Direniş her zaman bağırarak olmaz. Bazen en güçlü direniş, sessizliktir. Meryem’in direnişi, böyleydi: kalabalığa karşı bağırmadı, sessizliğini korudu. Onun sessizliği, kalabalığın gürültüsünden daha gürültülüydü.
Farklı inançlar, Meryem’i farklı yorumladı: kimi küçümsedi, kimi putlaştırdı, kimi dengeyi gözetti. Ama hepsinin ortak paydası şudur: onun adı, masumiyetle anıldı. Bu ortak payda, insanlığın birbirine yaklaşması için bir köprü oldu.
Meryem’in anneliği, yalnızca İsa’ya değil, insanlığa yöneliktir. O, masumiyetiyle bütün insanlığın annesi gibidir. Bu yüzden anneliği biyolojik bir rol değil; insanlık için bir şefkat işaretidir.

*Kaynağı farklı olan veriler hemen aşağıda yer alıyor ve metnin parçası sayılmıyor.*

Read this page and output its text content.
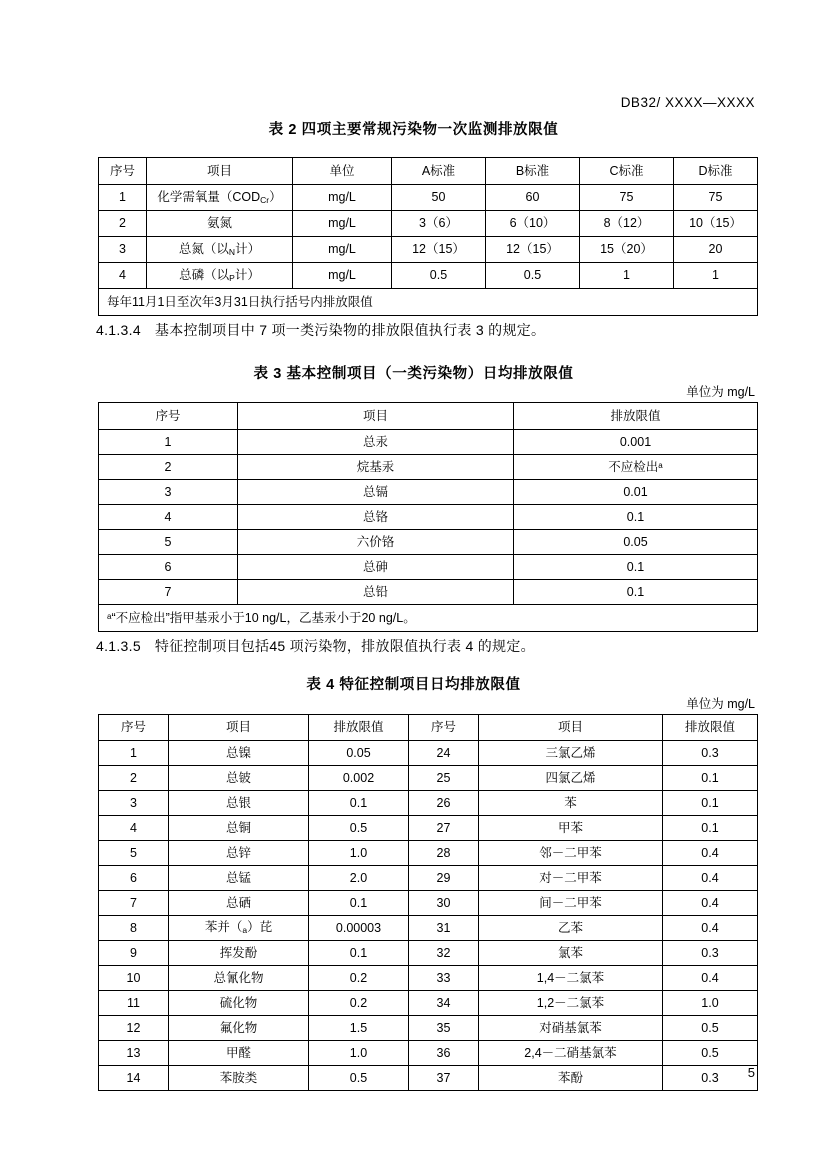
DB32/ XXXX—XXXX
表 2 四项主要常规污染物一次监测排放限值
序号	项目	单位	A标准	B标准	C标准	D标准
1	化学需氧量$(COD_{Cr})$	mg/L	50	60	75	75
2	氨氮	mg/L	3（6）	6（10）	8（12）	10（15）
3	总氮（以$_N$计）	mg/L	12（15）	12（15）	15（20）	20
4	总磷（以$_P$计）	mg/L	0.5	0.5	1	1
每年11月1日至次年3月31日执行括号内排放限值						
4.1.3.4 基本控制项目中 7 项一类污染物的排放限值执行表 3 的规定。
表 3 基本控制项目（一类污染物）日均排放限值
单位为 mg/L
序号	项目	排放限值
1	总汞	0.001
2	烷基汞	不应检出$^a$
3	总镉	0.01
4	总铬	0.1
5	六价铬	0.05
6	总砷	0.1
7	总铅	0.1
$^a$“不应检出”指甲基汞小于10 ng/L，乙基汞小于20 ng/L。		
4.1.3.5 特征控制项目包括45 项污染物，排放限值执行表 4 的规定。
表 4 特征控制项目日均排放限值
单位为 mg/L
序号	项目	排放限值	序号	项目	排放限值
1	总镍	0.05	24	三氯乙烯	0.3
2	总铍	0.002	25	四氯乙烯	0.1
3	总银	0.1	26	苯	0.1
4	总铜	0.5	27	甲苯	0.1
5	总锌	1.0	28	邻－二甲苯	0.4
6	总锰	2.0	29	对－二甲苯	0.4
7	总硒	0.1	30	间－二甲苯	0.4
8	苯并$(_a)$芘	0.00003	31	乙苯	0.4
9	挥发酚	0.1	32	氯苯	0.3
10	总氰化物	0.2	33	1,4－二氯苯	0.4
11	硫化物	0.2	34	1,2－二氯苯	1.0
12	氟化物	1.5	35	对硝基氯苯	0.5
13	甲醛	1.0	36	2,4－二硝基氯苯	0.5
14	苯胺类	0.5	37	苯酚	0.3 5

Meryem’e duyulan hürmet, sadece bir inanç grubuna ait değildir. Onun adı, farklı dillerde dualarda, şiirlerde, ilahilerde yaşar. Bu evrensellik, hürmetin insana özgü bir ihtiyaç olduğunu gösterir: masumiyetin sembolüne saygı duyma ihtiyacı.
Kalabalığın atmaya hazırlandığı taş, en sonunda yere düştü. Hakikat, taşı havada bıraktı. Meryem’in kıssası, taşın düşüşü ve hakikatin ayakta kalışıyla insana ders oldu.